掐著點在莊園外面等的葉芙黛再次撲了個空。
晚餐時間,池淺吃得正香,看到南管家從外面進來,臉色不太好看地壓低聲音匯報:「先生,馬那位小姐在門口暈倒了,好像是中暑。」
池厲森夾了塊紅燒肉到池淺碗裡,語氣冷淡:「叫救護車,送走。」
「叫了的,那位小姐都意識模糊了還不肯走,說一定要見到您。」南管家面露為難。
池厲森:「還有力氣說話,說明不嚴重,讓她去。」
「是。
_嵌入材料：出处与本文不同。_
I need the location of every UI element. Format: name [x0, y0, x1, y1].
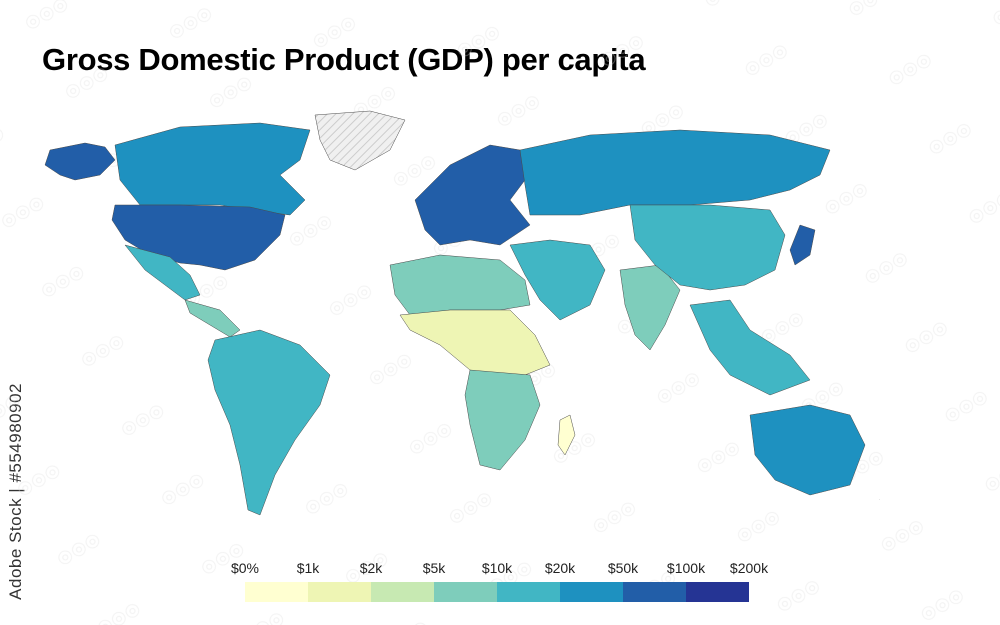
legend-tick-label: $10k	[481, 560, 513, 576]
region-greenland	[314, 110, 406, 171]
legend-swatch	[245, 582, 308, 602]
legend-swatch	[560, 582, 623, 602]
legend-tick-label: $20k	[544, 560, 576, 576]
world-map	[44, 110, 880, 516]
region-north-africa	[389, 254, 531, 316]
region-southeast-asia	[689, 299, 811, 396]
legend-swatch	[623, 582, 686, 602]
region-mexico	[124, 244, 201, 301]
region-russia	[519, 129, 831, 216]
legend-swatch	[371, 582, 434, 602]
legend-tick-label: $0%	[230, 560, 260, 576]
region-japan	[789, 224, 816, 266]
legend-tick-label: $1k	[296, 560, 320, 576]
region-north-america	[114, 122, 311, 216]
legend-swatch	[308, 582, 371, 602]
legend-tick-label: $5k	[422, 560, 446, 576]
region-madagascar	[557, 414, 576, 456]
legend-tick-label: $100k	[666, 560, 706, 576]
region-southern-africa	[464, 369, 541, 471]
region-middle-east	[509, 239, 606, 321]
region-alaska	[44, 142, 116, 181]
region-australia	[749, 404, 866, 496]
region-sub-saharan-africa	[399, 309, 551, 381]
legend-swatch	[686, 582, 749, 602]
region-central-america	[184, 299, 241, 338]
legend-tick-label: $50k	[607, 560, 639, 576]
region-china	[629, 204, 786, 291]
legend-swatch	[434, 582, 497, 602]
legend-swatch	[497, 582, 560, 602]
legend: $0% $1k $2k $5k $10k $20k $50k $100k $200k	[0, 560, 1000, 610]
region-south-america	[207, 329, 331, 516]
legend-tick-label: $200k	[729, 560, 769, 576]
legend-tick-label: $2k	[359, 560, 383, 576]
region-europe	[414, 144, 531, 246]
map-title: Gross Domestic Product (GDP) per capita	[42, 42, 646, 77]
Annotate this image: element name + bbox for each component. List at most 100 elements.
」
池淺嚼著飯粒,頭頂的吃瓜天線嗖嗖發亮,「外公,誰死在外面還有力氣說話啊?碰瓷的嗎?」
池厲森:「吃你的飯,不管別人。」
「告訴我嘛告訴我嘛。」
池厲森眉心深鎖,「你真想知道?」
池淺用力點頭。
「外面來了個拐小孩的鬼,想騙你出去把你賣掉。」
「……外公,我又不是小孩子了。」這話誰信呀!
池厲森摸摸她柔軟的頭毛,「誰說不是?」
小傻子。
吃完晚餐,池淺被外公趕回房間去寫作業,她知道外公有意支開自己,也沒有拖拉,回房間去浪。